‘My Name Is Andrea’: Dworkin’s roar lives on
Above: Andrea Riseborough is one of five actresses who appears in "My Name Is Andrea." (Photo/Film Collaborative)
There are as many ways to do a film biography as there are important people to film. And to many people involved in the feminist movement, Andrea Dworkin would be one.
Dworkin, who died in 2005 at the age of 58, wrote nine nonfiction books, two novels and a short story collection. But she is most known for her work analyzing pornography.
“Any violation of a woman's body can become sex for men,” she wrote in her book “Intercourse.” (T)his is the essential truth of pornography.”
Dworkin is the subject of the film “My Name Is Andrea,” which will screen one night only at 8 p.m. Wednesday at the Magic Lantern Theatre. This showing of the film, which written and directed by Pratibha Parmar, is sponsored by the San Francisco-based Alliance for Media Arts + Culture.In honor of International Women’s Day, a poetry reading will follow the film.
In the Hollywood Reporter, critic Sheri Linden wrote, “With their quiet ferocity and recognizable predicaments, the dramatic vignettes in ‘My Name Is Andrea’ find the Everywoman in a singular figure, and the film as a whole connects Dworkin’s concerns about class and race and gender to the present moment.”

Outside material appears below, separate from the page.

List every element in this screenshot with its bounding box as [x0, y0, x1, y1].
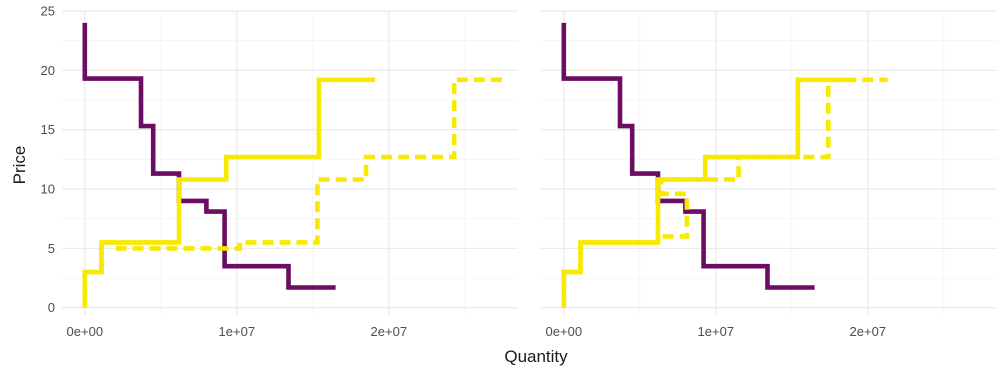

In the New Yorker, critic Richard Brody wrote, "Augmenting Dworkin’s voice with a selection of her texts read and re-enacted by Ashley Judd, Soko, Amandla Stenberg, Andrea Riseborough, and Christine Lahti, Parmar reveals Dworkin’s work to be fundamentally literary as well as political; the movie’s portrait of Dworkin is briskly sketched but deeply moving."